On appeal, in remitting the matter to the court a quo the court reaffirmed the dicta in Longman Zimbabwe (Pvt) Ltd v Midzi & Ors 2008 (1) ZLR 198 (S) at 203D that a court must not make a determination on only one of the issues raised by the parties and say nothing about other equally important issues raised “unless the issue so determined can put the whole matter to rest.”
Held, that it was improper for the court to determine the substantive factual and legal issues without first disposing of the point in limine.

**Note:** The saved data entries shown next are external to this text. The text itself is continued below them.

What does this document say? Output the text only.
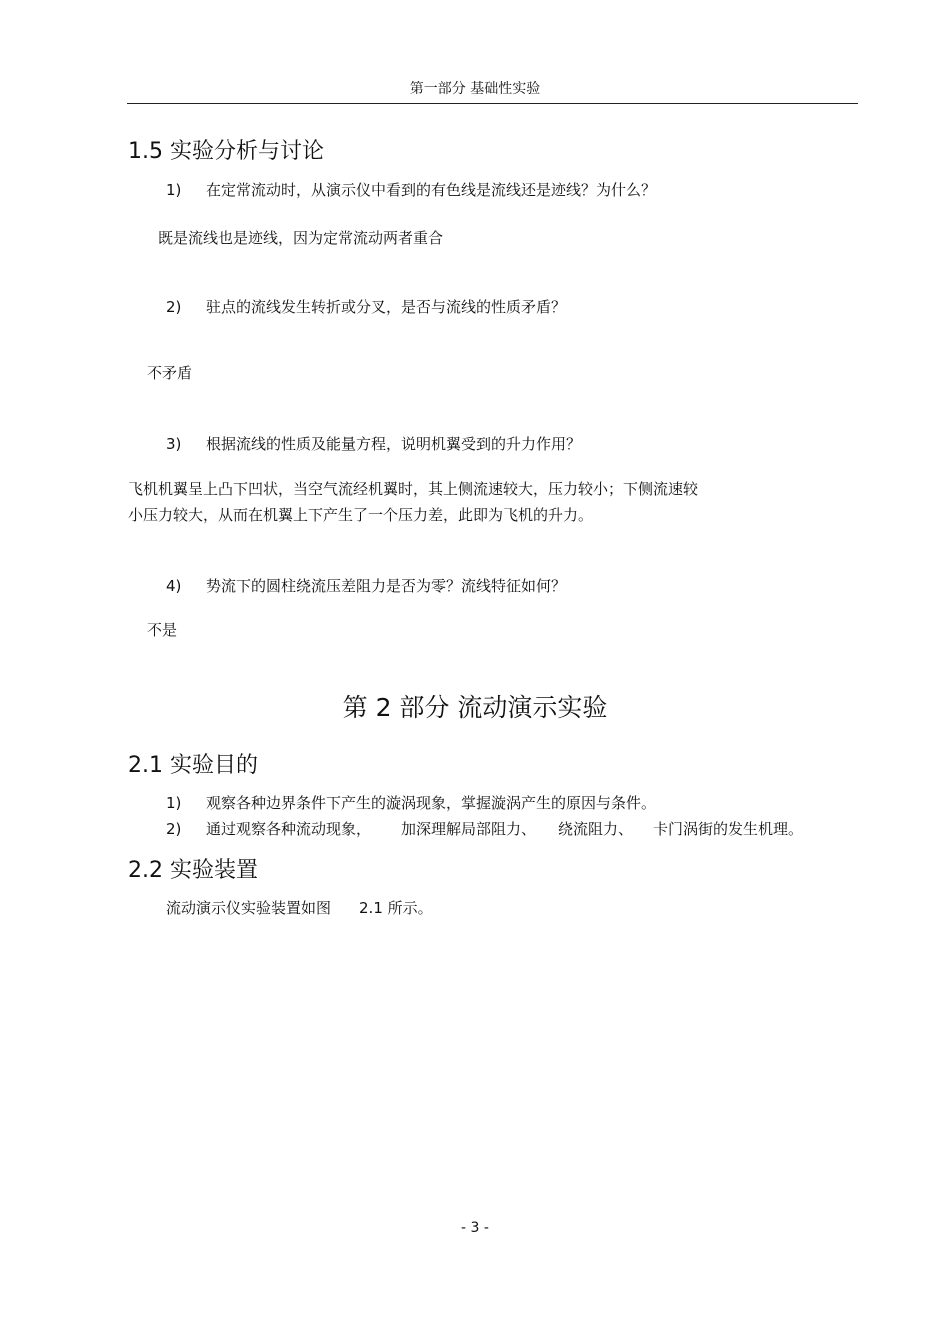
第一部分 基础性实验
1.5 实验分析与讨论
1) 在定常流动时，从演示仪中看到的有色线是流线还是迹线？为什么？
既是流线也是迹线，因为定常流动两者重合
2) 驻点的流线发生转折或分叉，是否与流线的性质矛盾？
不矛盾
3) 根据流线的性质及能量方程，说明机翼受到的升力作用？
飞机机翼呈上凸下凹状，当空气流经机翼时，其上侧流速较大，压力较小；下侧流速较
小压力较大，从而在机翼上下产生了一个压力差，此即为飞机的升力。
4) 势流下的圆柱绕流压差阻力是否为零？流线特征如何？
不是
第 2 部分 流动演示实验
2.1 实验目的
1) 观察各种边界条件下产生的漩涡现象，掌握漩涡产生的原因与条件。
2) 通过观察各种流动现象， 加深理解局部阻力、 绕流阻力、 卡门涡街的发生机理。
2.2 实验装置
流动演示仪实验装置如图 2.1 所示。
- 3 -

GMB v Muchero 2008 (1) ZLR 216 (S), applied
Kazingizi v Dzinoruma 2006 (2) ZLR 217 (H), applied
Longman Zimbabwe (Pvt) Ltd v Midzi & Ors 2008 (1) ZLR 198 (S), dicta affirmed
Minister of Local Government, Rural & Urban Development NO & Anor v Machetu & Ors SC 34-12 (unreported), referred to
Muchapondwa v Madake & Ors 2006 (1) ZLR 196 (H), applied
Administrative Justice Act [Chapter 10:28], ss 3, 4, 10 (2)(b)
Constitution of Zimbabwe Amendment (No 20) Act, 2013, s 69
Reconstruction of State-Indebted Insolvent Companies Act [Chapter 24:27], ss 4, 6 (b)
High Court Rules, 1971 (RGN 1047 of 1971), O 32 r 226, O 33
T Mpofu, for the appellant
AP de Bourbon SC, for the respondent
In a judgment handed down on 16 April 2014, the High Court made an order setting aside the decision of the appellant refusing the request made by the respondent for leave to institute civil proceedings against SMM Holdings (Pvt) Ltd (“SMM”). The court further granted leave to the respondent to institute the proceedings and ordered the appellant to pay the costs of the application.
This appeal is against that judgment.
SMM is a company under a reconstruction order issued by the Minister of Justice, Legal & Parliamentary Affairs in terms of the Reconstruction of State-Indebted Insolvent Companies Act [Chapter 24:27] (“the Reconstruction Act”). The appellant was appointed administrator of SMM in September 2004. Upon such appointment, the appellant was conferred by law with the power, inter alia, to raise money, in order to turn around the fortunes of the company.
In 2008 and 2009, the appellant sought loans on behalf of SMM in order to purchase spares and other consumables from various South African suppliers. The spares and consumables were meant to capacitate Shabani Mine so that its mining operations could continue. As at 31 December 2010, the total amount outstanding on the two loans was US$ 3 635 158.31 which amount the appellant acknowledged was due and owing.
Efforts by the respondent to recover the debt were in vain. Accordingly, in June 2012, the respondent made a written request to the appellant to grant it leave to institute proceedings against SMM in terms of s 6 of the Reconstruction Act. On 28 August 2012, the appellant, through his legal practitioners, declined to give such leave. Consequently, the respondent filed a court application in November 2012 seeking an order setting aside the decision of the appellant refusing it leave to institute civil proceedings and for the court itself to grant such leave.